The history of the American lawn was driven by technology, desire for social status, and marketing. Its roots are in the estate gardens of the Middle Ages.

In the U.S., green, weed-free lawns were rarely seen before the late 19th century. Prior to this, the front yards of rural U.S. homes featured “gardens” of packed earth and small flowerbeds planted with edible and medicinal plants, watered by buckets (garden hoses weren’t yet invented). At the time, a green lawn in the American front yard was an idea promoted by wealthy travelers to Europe and England who became enamored with the classical Roman-style landscape architecture. This style of landscaping, seen only on the largest estates in Europe, featured enameled meads sloping away from sprawling mansions, much like the landscaping seen at the U.S. White House.

What is an enameled mead?

Green expanses of cultivated grasses first appeared about 900 years ago during the Middle Ages on royal estates in Great Britain and Northern France. Both countries have climates with mild winters and warm, humid summers, ideal for cultivating many different types of grasses. During this era, lawns weren’t always the vast swaths of green grasses we think of as lawns today – they were also “rooms” in a walled garden meant for entertaining or sitting.

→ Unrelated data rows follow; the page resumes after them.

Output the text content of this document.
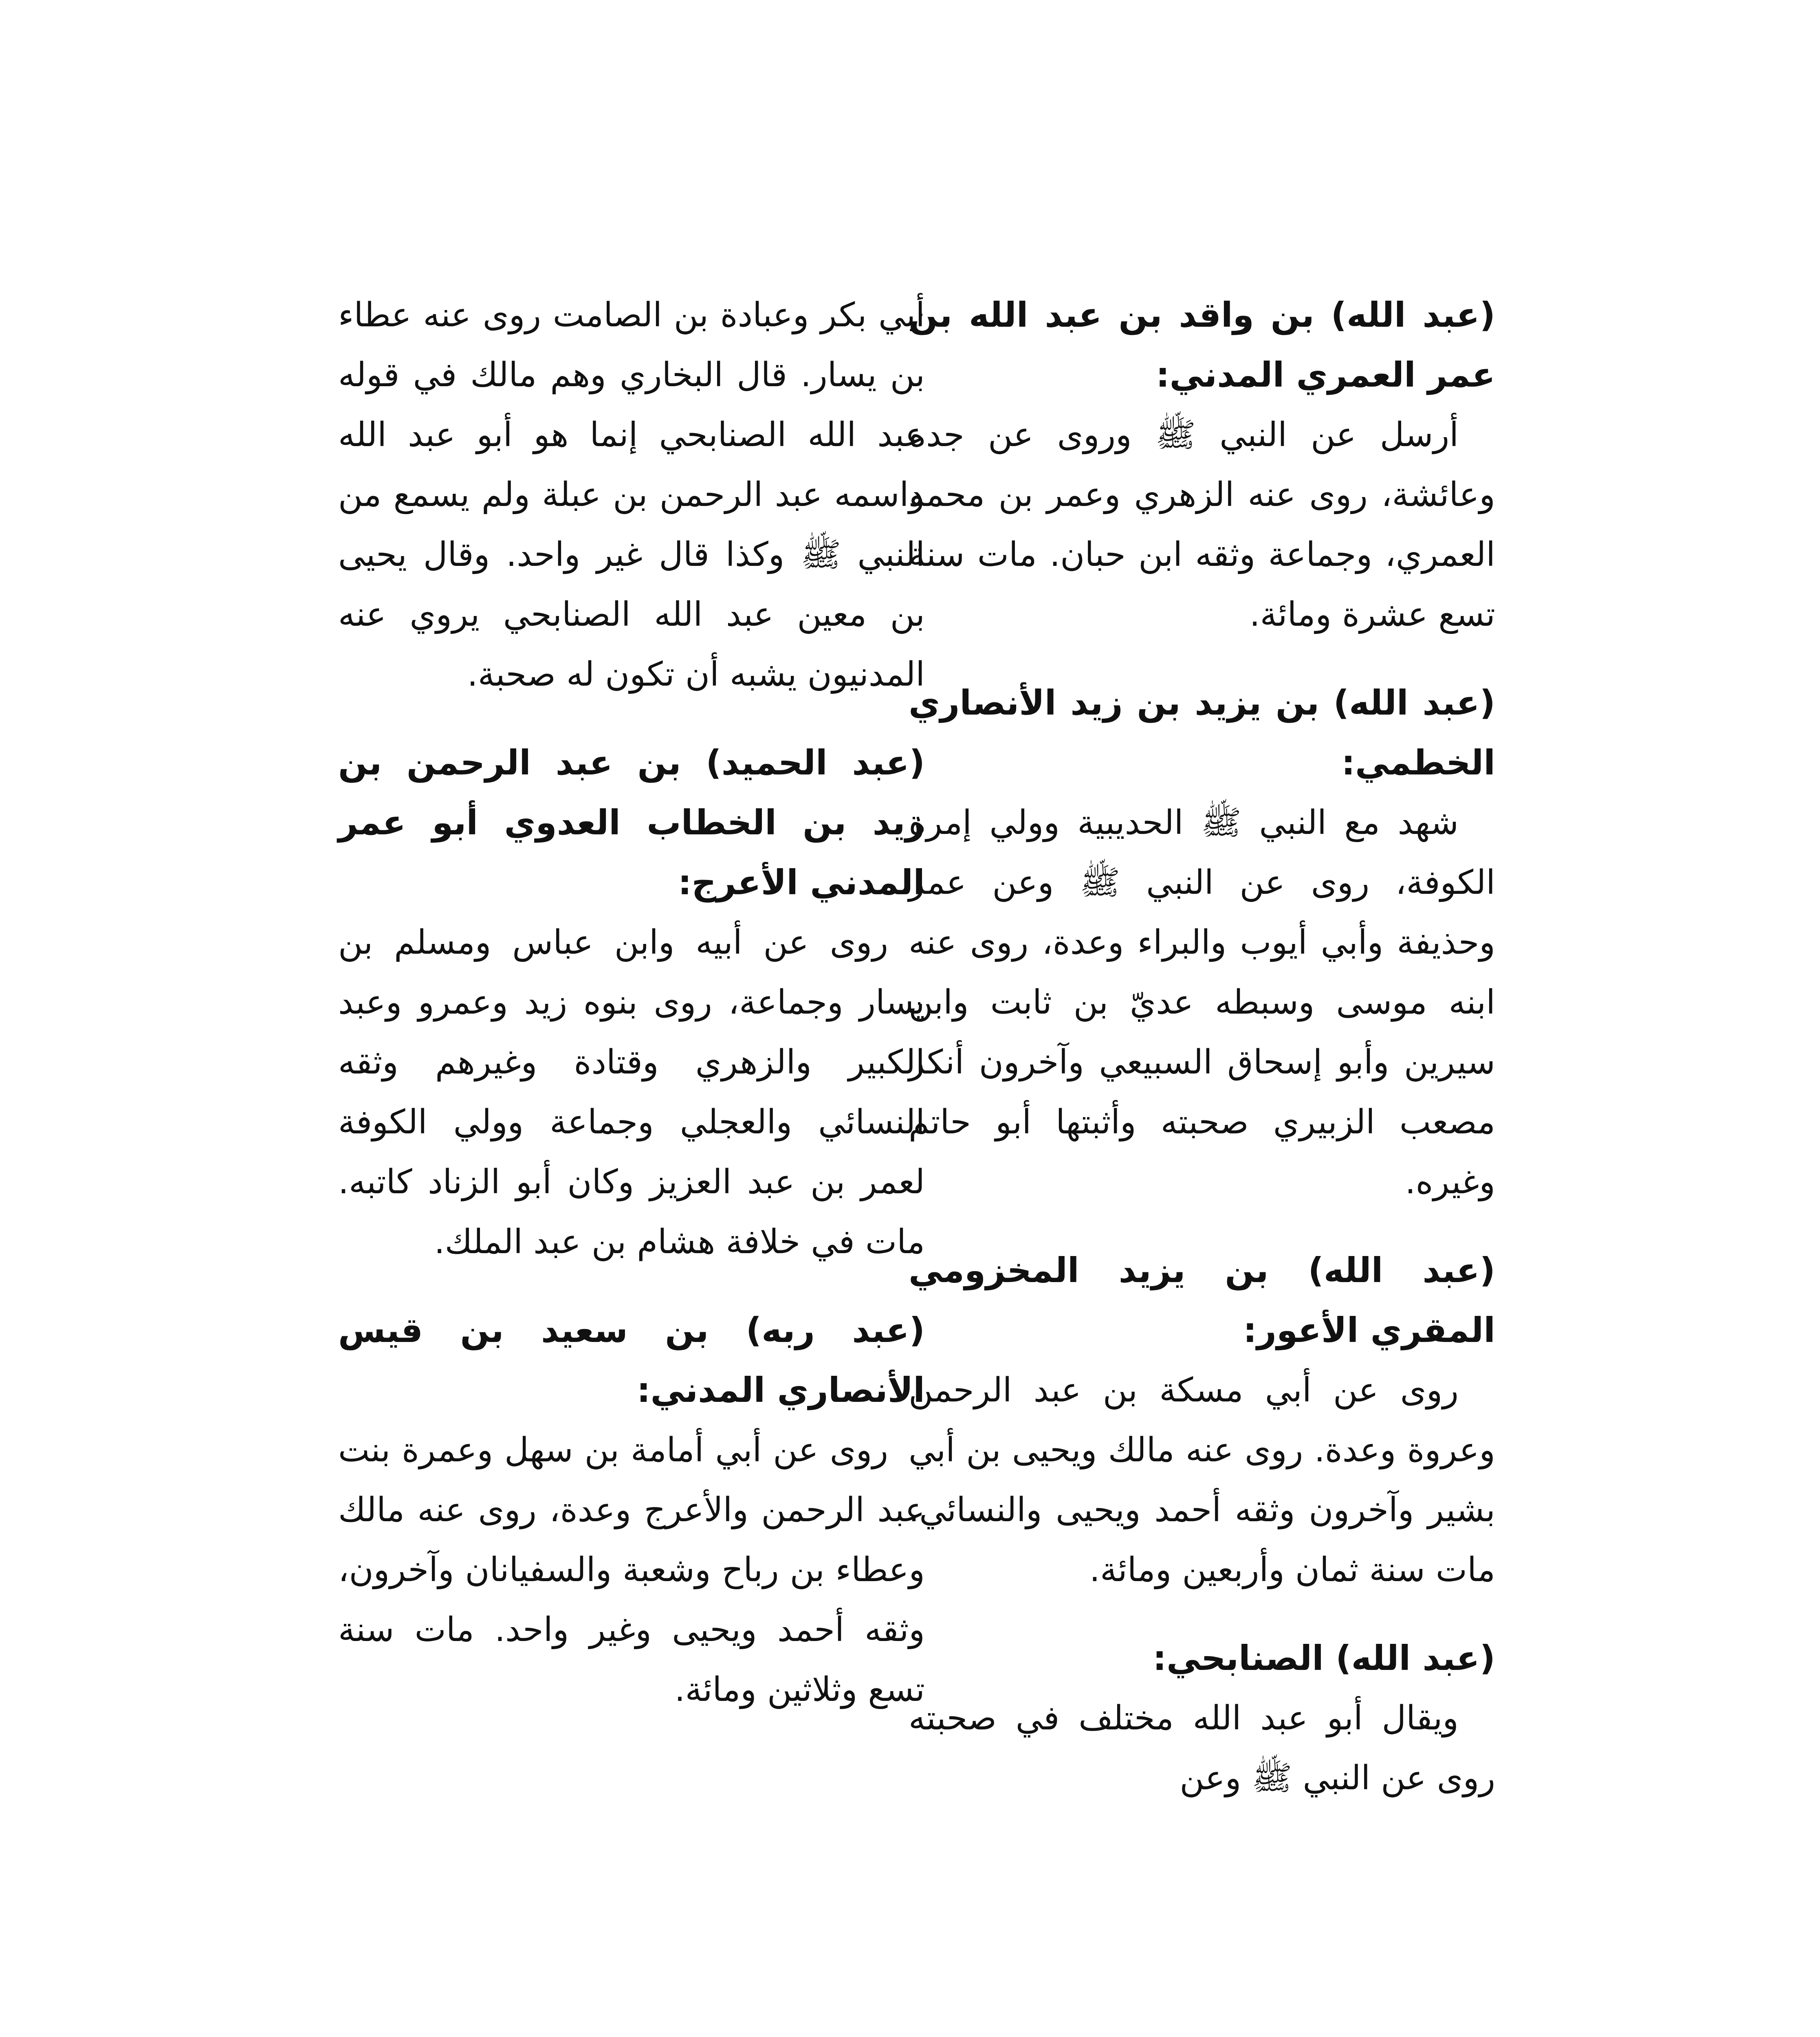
(عبد الله) بن واقد بن عبد الله بن عمر العمري المدني:

أرسل عن النبي ﷺ وروى عن جده وعائشة، روى عنه الزهري وعمر بن محمد العمري، وجماعة وثقه ابن حبان. مات سنة تسع عشرة ومائة.

(عبد الله) بن يزيد بن زيد الأنصاري الخطمي:

شهد مع النبي ﷺ الحديبية وولي إمرة الكوفة، روى عن النبي ﷺ وعن عمر وحذيفة وأبي أيوب والبراء وعدة، روى عنه ابنه موسى وسبطه عديّ بن ثابت وابن سيرين وأبو إسحاق السبيعي وآخرون أنكر مصعب الزبيري صحبته وأثبتها أبو حاتم وغيره.

(عبد الله) بن يزيد المخزومي المقري الأعور:

روى عن أبي مسكة بن عبد الرحمن وعروة وعدة. روى عنه مالك ويحيى بن أبي بشير وآخرون وثقه أحمد ويحيى والنسائي. مات سنة ثمان وأربعين ومائة.

(عبد الله) الصنابحي:

ويقال أبو عبد الله مختلف في صحبته روى عن النبي ﷺ وعن

أبي بكر وعبادة بن الصامت روى عنه عطاء بن يسار. قال البخاري وهم مالك في قوله عبد الله الصنابحي إنما هو أبو عبد الله واسمه عبد الرحمن بن عبلة ولم يسمع من النبي ﷺ وكذا قال غير واحد. وقال يحيى بن معين عبد الله الصنابحي يروي عنه المدنيون يشبه أن تكون له صحبة.

(عبد الحميد) بن عبد الرحمن بن زيد بن الخطاب العدوي أبو عمر المدني الأعرج:

روى عن أبيه وابن عباس ومسلم بن يسار وجماعة، روى بنوه زيد وعمرو وعبد الكبير والزهري وقتادة وغيرهم وثقه النسائي والعجلي وجماعة وولي الكوفة لعمر بن عبد العزيز وكان أبو الزناد كاتبه. مات في خلافة هشام بن عبد الملك.

(عبد ربه) بن سعيد بن قيس الأنصاري المدني:

روى عن أبي أمامة بن سهل وعمرة بنت عبد الرحمن والأعرج وعدة، روى عنه مالك وعطاء بن رباح وشعبة والسفيانان وآخرون، وثقه أحمد ويحيى وغير واحد. مات سنة تسع وثلاثين ومائة.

An enameled mead is a landscaping technique dating to the Middle Ages in which low-growing perennial flowers are planted in and surrounded by mowed grass, in imitation of a natural meadow. It was none other than England’s King Henry II, who reigned from 1154 to 1189, who it’s believed, first ordered his laborers to slice up tracts of meadow turf and transplant them to his palace gardens.

Found only on vast estates that could afford the high maintenance, a flowery mead of the Middle Ages included areas of turfgrass from a local meadow with various native perennial flowers, planted methodically inside the grassy areas. An army of gardeners kept the grass mowed low with hand shears and scythes, or grazed by sheep. The flowery mead, often surrounded by hedges within a walled garden, contained elaborate lawns and paths on which people of wealth and royal status strolled, danced, and mingled.

Flowers in the enameled mead may have included lily of the valley, poppies, cowslips, primroses, violets, daisies, or daffodils. Later, it evolved to include white clover, chamomile, thyme, yarrow, self-heal, and other groundcover plants and grasses. The flower and grass plantings were called “enameled” because, at a distance, the effect suggested the look of enameled jewelry. This style of landscaping was still in practice on European and English estates in the 18th and 19th centuries and became the envy of wealthy travelers from the U.S.

How front yard gardens became lawns in the U.S.

In the U.S., having a lawn in the 18th or 19th century, much less mowing it, was not possible for most home gardeners unless they were extraordinarily wealthy. For instance, U.S. President Thomas Jefferson was among the first to incorporate the European style of lawn on his estate at Monticello. Maintaining a lawn became possible in 1830 with the invention of the reel mower when an English engineer named Edwin Budding modified a machine used for cutting the nap on velvet in textile factories. Budding’s reel mower was less than ideal for mowing, as it dug up the soil along with shearing the grass. But others improved upon Budding’s contraption and eventually homeowners of more modest means could maintain a turfgrass lawn with their new reel mower.

With the technology to maintain them, lawns became more common in temperate parts of the U.S. But in drier areas, lawn irrigation was still a challenge until the invention of the garden hose and sprinkler in 1871. Even with these advances, the green, weed-free lawn was yet to take the place of the front yard garden.